The Commission called for a national programme on mental health and wellbeing in schools that adopts a whole school approach – one that involves leadership, management, teaching, learning and a curriculum that champion emotional health and wellbeing, promote respect and value diversity. It includes working with parents and carers, empowering students to influence decisions and monitoring the impact of interventions.

While the government’s Green Paper acknowledges the need for a whole school approach, the proposed actions fall short.

First, schools’ mental health strategies will depend on a single individual – and identifying a lead is not compulsory. Second, the support teams will play a largely responsive role - facilitating referrals for children who require specialist treatment and providing support to those with lower-level need – and it is unclear what their level of expertise will be.

Moreover, it is uncertain how these proposals will be successfully implemented given that the accompanying £300 million in funding will not be ring-fenced, school funding has decreased in real terms and there are serious shortages in the children’s mental health workforce.

EPI’s Commission also made the case for a national waiting time standard following research identifying a postcode lottery of waiting times across the country. The Green Paper’s four-week standard will only be rolled out nationally sometime after 2023 - if approved by future spending review decisions. This means that the majority of children in England will likely not see a change in waiting times for at least the next five years.

The Commission’s recommendations covered other areas that the Green Paper did not address, including the establishment of a Mental Health Research Institute, a strategy to empower young people to live safe digital lives, kite-marked, easily accessible early intervention services in every area, and ending the practice of making young people leave their support services for adult services on their 18th birthday.

Instead, the Green Paper strategy is primarily reactive, despite the good evidence on and proven cost effectiveness of prevention and early intervention. It does not address cuts to local authority budgets which have severely reduced youth services and resulted in more children requiring specialist treatment. Children living in poverty and those with complex needs are much more likely to develop mental illness, and the paper does not sufficiently confront these inequities or how to engage effectively with vulnerable families.

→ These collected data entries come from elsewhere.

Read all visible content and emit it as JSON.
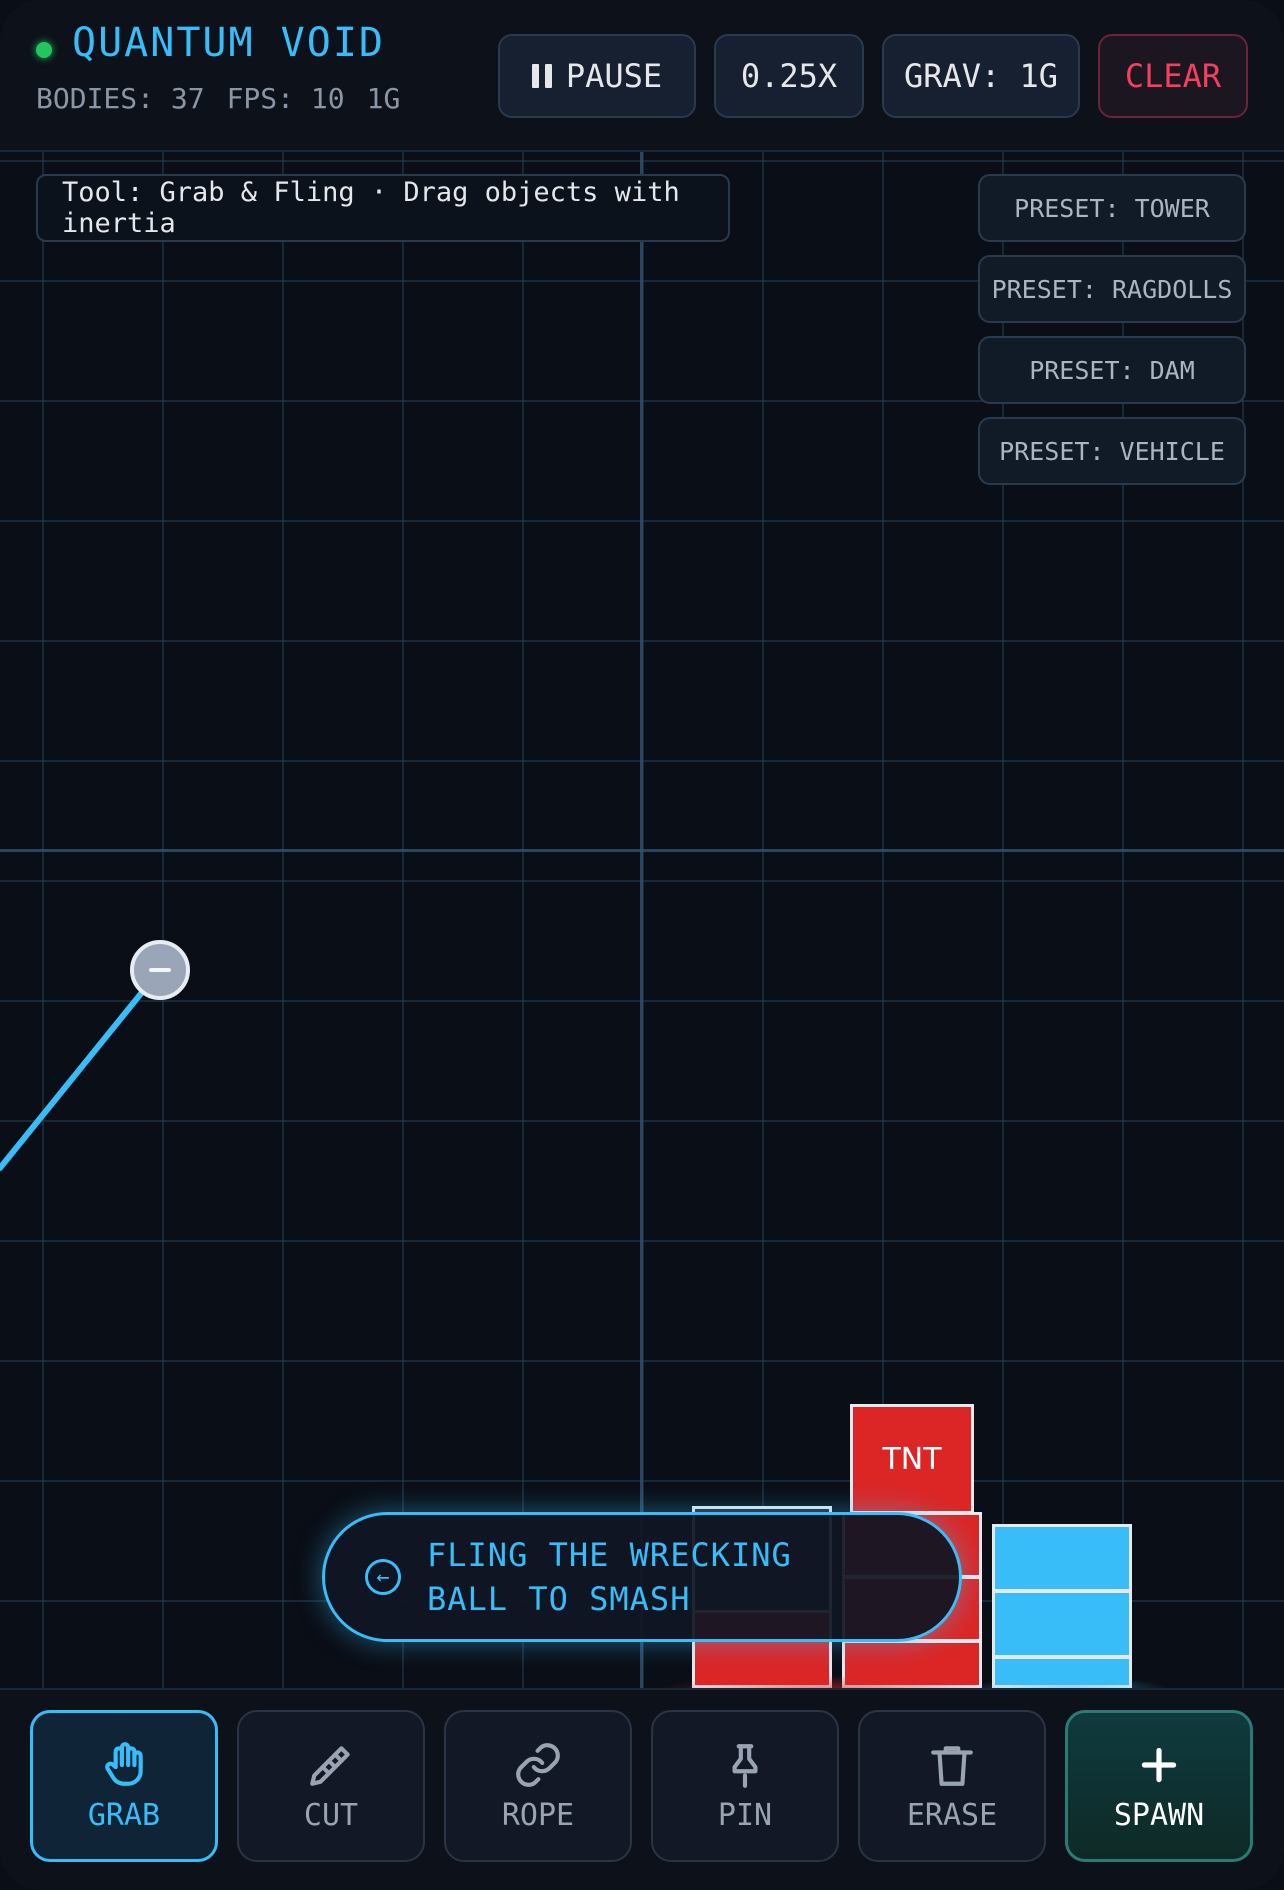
{
  "app": {
    "title": "QUANTUM VOID",
    "status_color": "#22c55e",
    "stats": {
      "bodies": "BODIES: 37",
      "fps": "FPS: 10",
      "gravity": "1G"
    }
  },
  "controls": {
    "pause_label": "PAUSE",
    "speed_label": "0.25X",
    "gravity_label": "GRAV: 1G",
    "clear_label": "CLEAR"
  },
  "tool_hint": "Tool: Grab & Fling · Drag objects with inertia",
  "presets": [
    "PRESET: TOWER",
    "PRESET: RAGDOLLS",
    "PRESET: DAM",
    "PRESET: VEHICLE"
  ],
  "world": {
    "tnt_label": "TNT",
    "hint": "FLING THE WRECKING BALL TO SMASH",
    "hint_icon": "arrow-left-circle-icon"
  },
  "toolbar": {
    "tools": [
      {
        "label": "GRAB",
        "icon": "hand-icon",
        "active": true
      },
      {
        "label": "CUT",
        "icon": "knife-icon",
        "active": false
      },
      {
        "label": "ROPE",
        "icon": "link-icon",
        "active": false
      },
      {
        "label": "PIN",
        "icon": "pin-icon",
        "active": false
      },
      {
        "label": "ERASE",
        "icon": "trash-icon",
        "active": false
      },
      {
        "label": "SPAWN",
        "icon": "plus-icon",
        "active": false
      }
    ]
  },
  "colors": {
    "accent": "#38bdf8",
    "danger": "#f43f5e",
    "tnt": "#dc2626",
    "spawn": "#0f3a3f"
  }
}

As it is, the Green Paper’s strategy could lead to adverse outcomes for children.

Current child and adolescent mental health services are failing to meet need based on prevalence estimates from 2004. And a series of recent studies have found that mental ill-health in children and young people has increased substantially in the last decade. One in seven children in 2013-2014 reported symptoms of mental ill-health, and a quarter of 14-year-old girls reported high-level symptoms of depression in 2017. We will have a clearer picture of reported need when national prevalence estimates are updated this year.

The theme for this year’s Children’s Mental Health Week is ‘Being Ourselves.’ It is focused on promoting positive self-image and celebrating unique strengths to help children cope with life’s challenges and make better connections with others. Strong self-esteem and positive relationships are fundamental to children’s mental wellbeing. Schools provide an ideal environment to build up these protective factors – it’s not too late to seize this opportunity, but this means going much further than the Green Paper.